Il s’imaginait Alexandre, il finit Auguste
Hippolyte Taine est sans doute le dernier historien à s’être efforcé – tâche aussi impossible que nécessaire – de percer le mystère de Napoléon tout en jugeant l’œuvre. Il les détestait également. L’homme ? Un ego surdimensionné qu’aucun surmoi ne limite et qui, profitant des circonstances, s’était abattu sur l’Europe pour assouvir ses rêves de domination universelle ; l’œuvre ? une version despotique de l’absolutisme monarchique qui livrait pieds et poings liés les citoyens à l’État et devait anesthésier en eux tout esprit d’indépendance et d’initiative. S’il existait un lien entre Napoléon et la France moderne, c’est bien ce que celle-ci a de plus détestable : son inaptitude à la liberté qui, préexistant à Napoléon, était sortie renforcée de son passage à la tête des affaires. Taine est meilleur juge des travers de la France contemporaine que du caractère de Napoléon. C’est peut-être Hegel, parce qu’il n’était pas étranger au merveilleux des premiers temps de la mémoire napoléonienne – n’avait-il pas vu l’« esprit du monde » passer à cheval devant ses yeux ébahis à Iéna ? –, qui a le mieux anatomisé le personnage et mis en garde tous ceux qui tenteraient de déduire l’œuvre de l’homme. Que l’Empereur ait agi en instrument d’une impérieuse nécessité, rien de plus certain aux yeux du philosophe. Ne lui incomba-t-il pas, au-delà du folklore de son régime et du tourbillon de ses conquêtes, d’accoucher le monde de l’État moderne qui couvait dans ses flancs ? Mais l’Empereur, qui était-il ? Savait-il même l’histoire qu’il lui revenait d’écrire ? Sa tête, comme l’avait dit un contemporain, était un inépuisable magasin de rêves. On le sait, c’est vers l’Orient que ses songes le conduisaient, et certainement poser les fondations de l’État moderne en Occident ne fut à ses yeux qu’un pis-aller, puisque, ayant échoué en Égypte, il lui fallut bien se contenter de cette « taupinière Europe » qu’il jugeait trop vieille, trop fatiguée et trop étriquée pour un homme tel que lui. Son œuvre ne fut en définitive que l’expression abâtardie de ses rêves infinis. Il s’imaginait Alexandre, il finit Auguste. Il y a pire comme destin, mais assurément, du bois dont il était fait, ce n’était pas exactement ce qu’il avait ambitionné.

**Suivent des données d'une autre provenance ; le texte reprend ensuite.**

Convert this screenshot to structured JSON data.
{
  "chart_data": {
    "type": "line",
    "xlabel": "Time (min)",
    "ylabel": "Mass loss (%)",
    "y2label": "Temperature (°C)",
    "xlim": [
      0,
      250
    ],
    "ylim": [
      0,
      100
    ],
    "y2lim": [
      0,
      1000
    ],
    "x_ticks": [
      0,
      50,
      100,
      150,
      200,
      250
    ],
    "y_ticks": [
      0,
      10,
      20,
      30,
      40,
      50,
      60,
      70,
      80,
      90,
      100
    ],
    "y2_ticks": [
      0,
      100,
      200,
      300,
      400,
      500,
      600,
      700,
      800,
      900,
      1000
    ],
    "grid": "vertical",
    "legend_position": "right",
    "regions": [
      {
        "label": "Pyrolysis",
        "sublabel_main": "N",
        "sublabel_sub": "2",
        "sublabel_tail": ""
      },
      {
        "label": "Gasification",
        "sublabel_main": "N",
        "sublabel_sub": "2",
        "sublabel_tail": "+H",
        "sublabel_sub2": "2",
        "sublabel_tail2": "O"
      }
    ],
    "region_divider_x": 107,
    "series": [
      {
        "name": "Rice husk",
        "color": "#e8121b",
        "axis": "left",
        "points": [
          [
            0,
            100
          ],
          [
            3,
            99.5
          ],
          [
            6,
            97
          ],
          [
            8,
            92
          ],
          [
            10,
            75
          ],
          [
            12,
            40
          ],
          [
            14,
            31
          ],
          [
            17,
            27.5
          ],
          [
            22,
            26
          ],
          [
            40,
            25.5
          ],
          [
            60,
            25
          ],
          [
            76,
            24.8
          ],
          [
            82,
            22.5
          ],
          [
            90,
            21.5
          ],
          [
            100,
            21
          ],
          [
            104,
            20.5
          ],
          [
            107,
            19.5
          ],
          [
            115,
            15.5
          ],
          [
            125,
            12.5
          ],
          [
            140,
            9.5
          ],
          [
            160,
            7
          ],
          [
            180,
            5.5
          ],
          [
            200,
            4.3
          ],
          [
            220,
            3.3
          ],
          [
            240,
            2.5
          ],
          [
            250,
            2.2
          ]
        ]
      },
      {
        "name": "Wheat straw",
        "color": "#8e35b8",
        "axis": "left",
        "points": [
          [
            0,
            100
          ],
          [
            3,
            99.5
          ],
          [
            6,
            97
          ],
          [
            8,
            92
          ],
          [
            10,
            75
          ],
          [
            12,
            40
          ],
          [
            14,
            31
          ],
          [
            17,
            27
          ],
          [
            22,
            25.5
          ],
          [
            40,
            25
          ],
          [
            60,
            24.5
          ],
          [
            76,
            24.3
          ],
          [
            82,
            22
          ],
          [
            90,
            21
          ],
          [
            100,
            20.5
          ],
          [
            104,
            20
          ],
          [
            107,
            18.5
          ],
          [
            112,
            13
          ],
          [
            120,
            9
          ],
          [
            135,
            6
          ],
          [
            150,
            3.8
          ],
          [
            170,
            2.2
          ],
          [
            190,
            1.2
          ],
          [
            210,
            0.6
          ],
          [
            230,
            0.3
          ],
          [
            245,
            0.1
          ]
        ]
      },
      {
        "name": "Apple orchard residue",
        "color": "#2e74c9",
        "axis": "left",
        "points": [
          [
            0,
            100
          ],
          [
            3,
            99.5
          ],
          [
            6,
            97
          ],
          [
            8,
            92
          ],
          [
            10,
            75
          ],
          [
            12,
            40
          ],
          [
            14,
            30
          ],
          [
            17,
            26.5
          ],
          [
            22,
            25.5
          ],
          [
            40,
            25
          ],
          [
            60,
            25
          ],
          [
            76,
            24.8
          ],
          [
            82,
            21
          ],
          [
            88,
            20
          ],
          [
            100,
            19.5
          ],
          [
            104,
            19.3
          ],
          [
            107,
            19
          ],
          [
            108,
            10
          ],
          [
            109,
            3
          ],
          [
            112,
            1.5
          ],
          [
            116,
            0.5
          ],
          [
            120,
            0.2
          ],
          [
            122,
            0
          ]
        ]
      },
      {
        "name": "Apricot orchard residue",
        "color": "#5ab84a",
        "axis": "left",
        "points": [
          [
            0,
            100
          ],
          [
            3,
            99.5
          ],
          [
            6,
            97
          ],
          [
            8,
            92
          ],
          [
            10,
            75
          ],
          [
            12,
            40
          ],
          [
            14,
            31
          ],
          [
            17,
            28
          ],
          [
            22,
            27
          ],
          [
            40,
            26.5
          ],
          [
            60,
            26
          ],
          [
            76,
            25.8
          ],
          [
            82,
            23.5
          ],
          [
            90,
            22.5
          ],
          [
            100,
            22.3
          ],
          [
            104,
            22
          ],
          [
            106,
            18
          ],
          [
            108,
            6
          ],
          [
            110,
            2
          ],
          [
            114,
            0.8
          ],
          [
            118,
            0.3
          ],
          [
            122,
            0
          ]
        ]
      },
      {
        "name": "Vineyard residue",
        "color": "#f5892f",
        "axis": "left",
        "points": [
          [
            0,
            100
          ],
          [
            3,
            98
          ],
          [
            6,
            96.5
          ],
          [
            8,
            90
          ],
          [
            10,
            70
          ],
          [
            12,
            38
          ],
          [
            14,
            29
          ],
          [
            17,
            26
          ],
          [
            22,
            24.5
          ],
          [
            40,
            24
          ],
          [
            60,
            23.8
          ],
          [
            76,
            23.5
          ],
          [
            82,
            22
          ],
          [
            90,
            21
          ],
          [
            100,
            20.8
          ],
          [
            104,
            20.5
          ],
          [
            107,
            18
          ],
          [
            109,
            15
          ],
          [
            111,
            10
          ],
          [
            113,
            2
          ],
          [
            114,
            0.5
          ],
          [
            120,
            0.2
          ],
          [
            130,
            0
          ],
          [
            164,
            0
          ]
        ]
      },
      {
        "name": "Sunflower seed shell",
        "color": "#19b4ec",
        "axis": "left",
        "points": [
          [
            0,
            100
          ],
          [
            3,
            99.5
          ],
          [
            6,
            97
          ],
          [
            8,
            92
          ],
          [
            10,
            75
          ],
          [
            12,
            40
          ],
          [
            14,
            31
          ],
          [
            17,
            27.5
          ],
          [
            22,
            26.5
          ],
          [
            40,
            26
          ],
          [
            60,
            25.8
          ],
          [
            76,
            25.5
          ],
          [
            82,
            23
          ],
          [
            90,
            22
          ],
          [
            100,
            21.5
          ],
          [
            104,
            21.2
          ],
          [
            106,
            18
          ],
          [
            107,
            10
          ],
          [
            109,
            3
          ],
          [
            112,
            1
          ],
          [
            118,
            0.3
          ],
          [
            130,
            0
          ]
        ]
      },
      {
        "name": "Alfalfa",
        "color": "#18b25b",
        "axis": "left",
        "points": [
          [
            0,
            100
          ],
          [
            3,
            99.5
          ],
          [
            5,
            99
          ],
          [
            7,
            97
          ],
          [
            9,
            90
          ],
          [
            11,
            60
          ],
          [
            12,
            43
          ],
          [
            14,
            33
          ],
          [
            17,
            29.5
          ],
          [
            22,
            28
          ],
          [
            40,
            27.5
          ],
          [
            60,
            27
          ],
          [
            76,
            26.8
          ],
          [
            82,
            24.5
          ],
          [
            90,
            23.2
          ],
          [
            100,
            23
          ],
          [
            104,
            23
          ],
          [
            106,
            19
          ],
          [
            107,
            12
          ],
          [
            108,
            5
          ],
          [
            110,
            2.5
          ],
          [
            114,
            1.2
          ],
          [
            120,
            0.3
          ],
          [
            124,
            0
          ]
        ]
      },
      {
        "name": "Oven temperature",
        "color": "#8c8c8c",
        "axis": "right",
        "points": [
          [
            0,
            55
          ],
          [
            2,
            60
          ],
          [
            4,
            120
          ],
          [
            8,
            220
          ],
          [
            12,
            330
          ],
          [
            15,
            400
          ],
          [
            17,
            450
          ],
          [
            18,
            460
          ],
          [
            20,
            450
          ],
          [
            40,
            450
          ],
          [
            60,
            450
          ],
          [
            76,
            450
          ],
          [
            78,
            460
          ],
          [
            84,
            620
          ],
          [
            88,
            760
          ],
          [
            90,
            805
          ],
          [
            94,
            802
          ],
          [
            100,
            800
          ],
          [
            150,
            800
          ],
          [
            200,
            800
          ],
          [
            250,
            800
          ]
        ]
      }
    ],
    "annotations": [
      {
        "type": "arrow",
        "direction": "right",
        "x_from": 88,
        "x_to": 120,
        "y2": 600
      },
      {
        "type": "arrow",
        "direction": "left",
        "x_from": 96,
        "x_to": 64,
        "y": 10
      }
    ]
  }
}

Ne fut-il pas, en définitive, la victime de son œuvre ? À Sainte-Hélène, il évoquait le plus volontiers les commencements et la fin de son histoire, le moment où tout était possible et celui où plus rien ne l’était. Les années de gloire, les ancres jetées dans le sol français – les institutions –, les masses de granit sur lesquelles il s’était appuyé, tout cela, au fond, l’intéressait peu. Mais il n’oubliait pas ces mots glissés à son frère Joseph pendant la cérémonie du sacre, et qui valent les noces de Suse : « Ah ! si notre père nous voyait ! »
Napoléon est au-delà du bien et du mal. On peut l’admirer ou le haïr, on ne peut le juger à l’aune de la morale commune. L’histoire de Napoléon écrite par les « maîtres d’école » détestés d’Hegel est la pire de toutes. Ne s’efforce-t-elle pas de ramener le « grand homme » ou le « héros » aux dimensions de l’humanité ? L’histoire extraordinaire de Napoléon restera, à tout jamais, comme une éternelle protestation contre les sots préjugés démocratiques d’égalité et d’humanité. La synthèse de l’inhumain et du surhumain, dira un Nietzsche inspiré et vrai. Mais sans le passage de ce météore dans le ciel de l’Histoire, certainement le triomphe de la démocratie moderne eût été moins entier.